Eugène Ebodè, écrivain camerounais et chroniqueur à Le courrier de Genève, livre son sentiment sur l'histoire occultée du Cameroun.
[b Ce roman clôt sa trilogie romanesque sur la jeunesse africaine. Dans cet entretien réalisé à travers Internet, il décline sa vision du développement du Cameroun, balloté par la pauvreté. )
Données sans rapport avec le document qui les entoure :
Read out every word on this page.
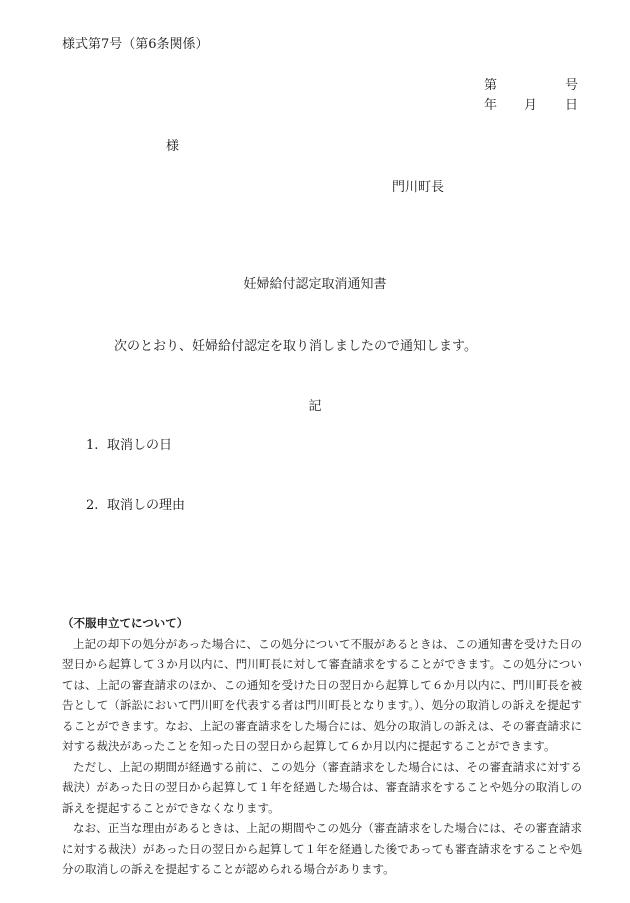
様式第7号（第6条関係）
第	号
年	月	日
様
門川町長
妊婦給付認定取消通知書
次のとおり、妊婦給付認定を取り消しましたので通知します。
記
1. 取消しの日
2. 取消しの理由
（不服申立てについて）

上記の却下の処分があった場合に、この処分について不服があるときは、この通知書を受けた日の翌日から起算して３か月以内に、門川町長に対して審査請求をすることができます。この処分については、上記の審査請求のほか、この通知を受けた日の翌日から起算して６か月以内に、門川町長を被告として（訴訟において門川町を代表する者は門川町長となります。）、処分の取消しの訴えを提起することができます。なお、上記の審査請求をした場合には、処分の取消しの訴えは、その審査請求に対する裁決があったことを知った日の翌日から起算して６か月以内に提起することができます。

ただし、上記の期間が経過する前に、この処分（審査請求をした場合には、その審査請求に対する裁決）があった日の翌日から起算して１年を経過した場合は、審査請求をすることや処分の取消しの訴えを提起することができなくなります。

なお、正当な理由があるときは、上記の期間やこの処分（審査請求をした場合には、その審査請求に対する裁決）があった日の翌日から起算して１年を経過した後であっても審査請求をすることや処分の取消しの訴えを提起することが認められる場合があります。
Vous arrivez au Cameroun pour un colloque sur la littérature. Quel en est le thème et quel pourra être son apport au Cameroun( le colloque s’est déroulé du 15 au 17 avril 2007 Ndlr)?
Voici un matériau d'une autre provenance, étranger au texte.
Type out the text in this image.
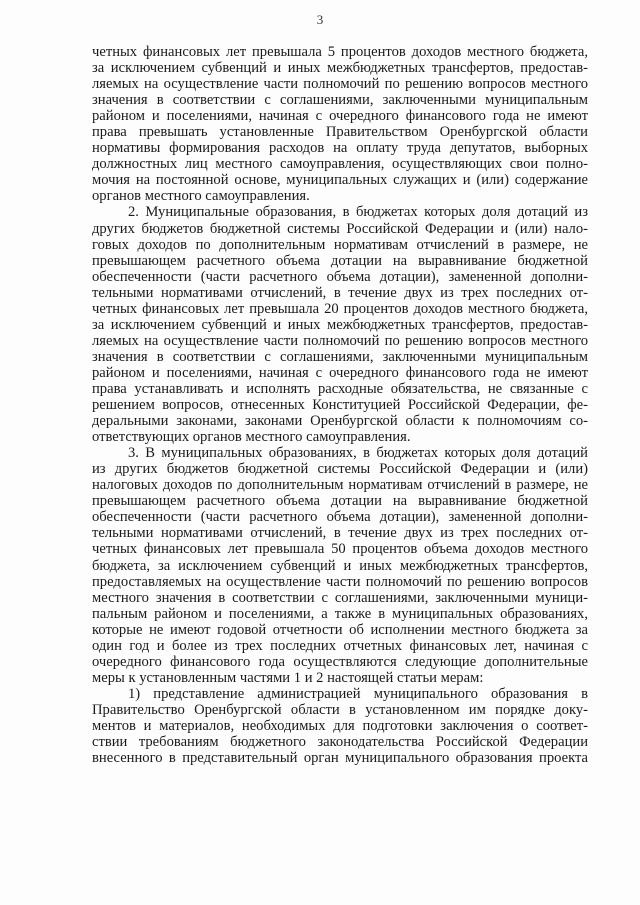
3
четных финансовых лет превышала 5 процентов доходов местного бюджета,
за исключением субвенций и иных межбюджетных трансфертов, предостав-
ляемых на осуществление части полномочий по решению вопросов местного
значения в соответствии с соглашениями, заключенными муниципальным
районом и поселениями, начиная с очередного финансового года не имеют
права превышать установленные Правительством Оренбургской области
нормативы формирования расходов на оплату труда депутатов, выборных
должностных лиц местного самоуправления, осуществляющих свои полно-
мочия на постоянной основе, муниципальных служащих и (или) содержание
органов местного самоуправления.
2. Муниципальные образования, в бюджетах которых доля дотаций из
других бюджетов бюджетной системы Российской Федерации и (или) нало-
говых доходов по дополнительным нормативам отчислений в размере, не
превышающем расчетного объема дотации на выравнивание бюджетной
обеспеченности (части расчетного объема дотации), замененной дополни-
тельными нормативами отчислений, в течение двух из трех последних от-
четных финансовых лет превышала 20 процентов доходов местного бюджета,
за исключением субвенций и иных межбюджетных трансфертов, предостав-
ляемых на осуществление части полномочий по решению вопросов местного
значения в соответствии с соглашениями, заключенными муниципальным
районом и поселениями, начиная с очередного финансового года не имеют
права устанавливать и исполнять расходные обязательства, не связанные с
решением вопросов, отнесенных Конституцией Российской Федерации, фе-
деральными законами, законами Оренбургской области к полномочиям со-
ответствующих органов местного самоуправления.
3. В муниципальных образованиях, в бюджетах которых доля дотаций
из других бюджетов бюджетной системы Российской Федерации и (или)
налоговых доходов по дополнительным нормативам отчислений в размере, не
превышающем расчетного объема дотации на выравнивание бюджетной
обеспеченности (части расчетного объема дотации), замененной дополни-
тельными нормативами отчислений, в течение двух из трех последних от-
четных финансовых лет превышала 50 процентов объема доходов местного
бюджета, за исключением субвенций и иных межбюджетных трансфертов,
предоставляемых на осуществление части полномочий по решению вопросов
местного значения в соответствии с соглашениями, заключенными муници-
пальным районом и поселениями, а также в муниципальных образованиях,
которые не имеют годовой отчетности об исполнении местного бюджета за
один год и более из трех последних отчетных финансовых лет, начиная с
очередного финансового года осуществляются следующие дополнительные
меры к установленным частями 1 и 2 настоящей статьи мерам:
1) представление администрацией муниципального образования в
Правительство Оренбургской области в установленном им порядке доку-
ментов и материалов, необходимых для подготовки заключения о соответ-
ствии требованиям бюджетного законодательства Российской Федерации
внесенного в представительный орган муниципального образования проекта
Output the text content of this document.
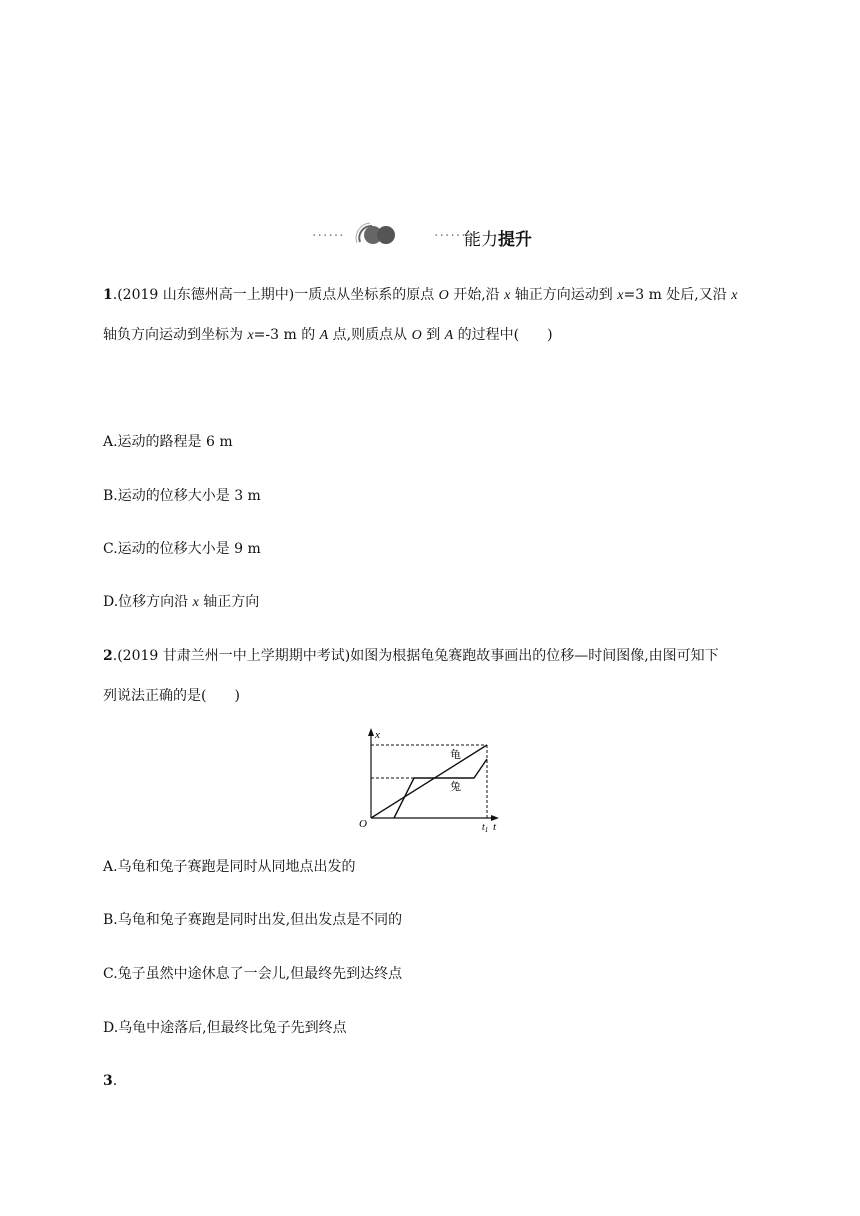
······	······
能力提升
1.(2019 山东德州高一上期中)一质点从坐标系的原点 O 开始,沿 x 轴正方向运动到 x=3 m 处后,又沿 x
轴负方向运动到坐标为 x=-3 m 的 A 点,则质点从 O 到 A 的过程中(　　)
A.运动的路程是 6 m
B.运动的位移大小是 3 m
C.运动的位移大小是 9 m
D.位移方向沿 x 轴正方向
2.(2019 甘肃兰州一中上学期期中考试)如图为根据龟兔赛跑故事画出的位移—时间图像,由图可知下
列说法正确的是(　　)
x
龟
兔
O	$t_1$ t
A.乌龟和兔子赛跑是同时从同地点出发的
B.乌龟和兔子赛跑是同时出发,但出发点是不同的
C.兔子虽然中途休息了一会儿,但最终先到达终点
D.乌龟中途落后,但最终比兔子先到终点
3.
Je viens en effet participer à un colloque international sur les nouvelles perspectives de la littérature camerounaise avec la double casquette d’auteur et de critique littéraire dans la doyenne des gazettes suisses actuelle : Le Courrier de Genève.

Quel regard portez-vous sur la littérature africaine en général et particulièrement camerounaise?
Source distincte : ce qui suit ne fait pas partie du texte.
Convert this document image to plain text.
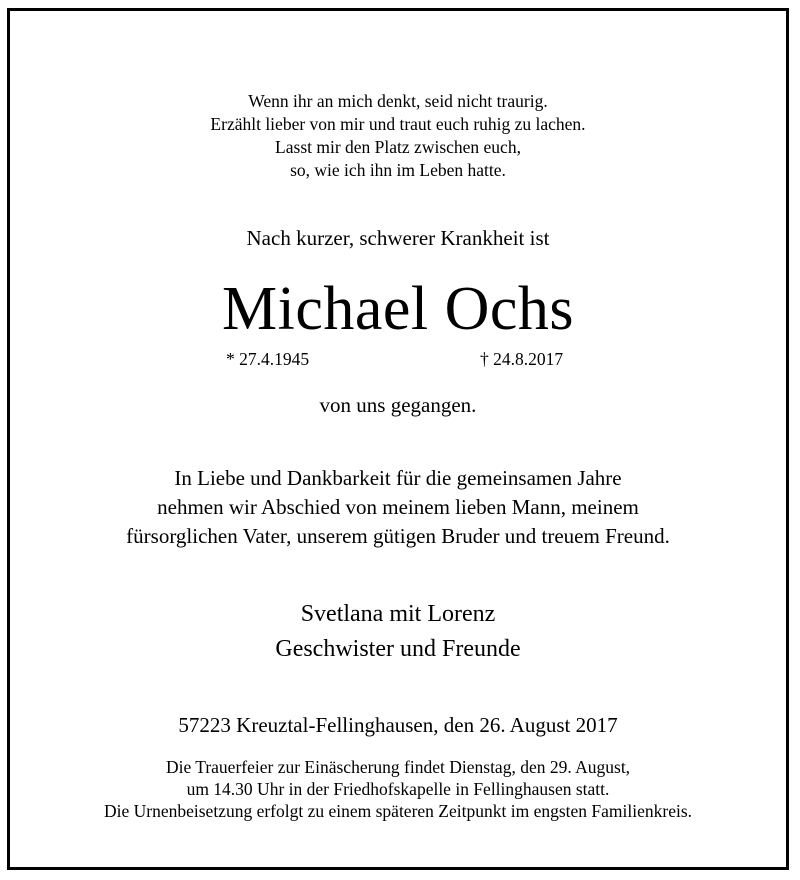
Wenn ihr an mich denkt, seid nicht traurig.
Erzählt lieber von mir und traut euch ruhig zu lachen.
Lasst mir den Platz zwischen euch,
so, wie ich ihn im Leben hatte.
Nach kurzer, schwerer Krankheit ist
Michael Ochs
* 27.4.1945	† 24.8.2017
von uns gegangen.
In Liebe und Dankbarkeit für die gemeinsamen Jahre
nehmen wir Abschied von meinem lieben Mann, meinem
fürsorglichen Vater, unserem gütigen Bruder und treuem Freund.
Svetlana mit Lorenz
Geschwister und Freunde
57223 Kreuztal-Fellinghausen, den 26. August 2017
Die Trauerfeier zur Einäscherung findet Dienstag, den 29. August,
um 14.30 Uhr in der Friedhofskapelle in Fellinghausen statt.
Die Urnenbeisetzung erfolgt zu einem späteren Zeitpunkt im engsten Familienkreis.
La littérature africaine est aussi diverse et variée que l’est le continent. S’agissant des auteurs du Nord, j’apprécie l’écriture imagée et quasi picturale de l’Egyptien Ala’a Al Aswany. Il a écrit un magnifique premier roman, tonique et envoûtant : l’Immeuble yacoubian. Je lis aussi avec passion le poète tunisien Tahar Bekri, les écrivaines algériennes telles que Malika Mokeddem ou la très iconoclaste Leïla Marouane. Impossible de ne pas citer l’écrivain d’origine algérienne et ancien ministre Azouz Begag dont Le Gône de Chaaba est une splendide restitution de la vie d’un enfant d’immigré sauvé par l’école […] Le Cameroun ne semble pas manquer de talents littéraires à l’intérieur de ses frontières comme à l’extérieur, même si d’immenses fromagers enracinés dans le champ littéraire et celui de la philosophie se sont couchés ces dernières années. Je pense à Francis Bebey, à l’immense Mongo Beti, au roc que fut René Philombe, au baobab totémique de la pensée que fut et reste Jean-Marc Ela. Avec des figures de proue comme Gaston-Paul Effa, Werewere Liking, Célestin Monga, Achile Mbembé, Calixthe Beyala, Leonora Miano, Nathalie Etockè, Georges Yémi, l’essayiste Gaston Kelman, le peintre-nouvelliste et illustrateur Christian Epanya et le philosophe Jean-Godefroy Bidima. Pour ceux qui vivent au pays, j’ai noté que nous avons un général écrivain, le général Nkoa. Il est heureux de taquiner le sonnet que la baïonnette. De nombreux autres auteurs s’expriment avec talent tels que Pabe Mongo, le poète Fernando d’Alméida, Angeline Solange Bonomo, Marie-rose Abomo-Maurin, le romancier François Nkémé ou le nouvelliste Jean-Claude Awono. Et la liste est loin d’être close. On peut donc dire que les auteurs et penseurs portant la casaque camerounaise sont d’authentiques purs-sangs sur les hippodromes de la littérature et de la pensée contemporaine.
Le problème n’est cependant pas l’arithmétique et le nombre. La question est de savoir ce que nous faisons collectivement de la richesse des pensées ou des imaginaires ainsi disponibles. Je regrette qu’il n’y ait pas d’initiative forte, issue du monde industriel pour soutenir cette littérature, car on mesure et déplore assez l’atonie des pouvoirs publics face à la diffusion des œuvres culturelles. Oui, nos industriels peuvent parfaitement mutualiser leurs forces pour un salon du livre au Cameroun qui déploierait plus énergiquement la richesse créatrice de nos écrivains et penseurs. J’ajoute que si le livre n’est pas une marchandise comme les autres, il souffre plus que les autres de rester dans les cartons. J’imagine aussi l’institution de quatre prix littéraires qui serviront utilement la cause du livre : Le prix Um Nyobè pour les livres à vocation historique, le prix Mongo Beti pour les romans, le prix Jean-Marc Ela pour les essais. Un dernier prix, consacré au livre d’humour et de la critique sociale serait intitulé Le prix Vieux nègre et la médaille…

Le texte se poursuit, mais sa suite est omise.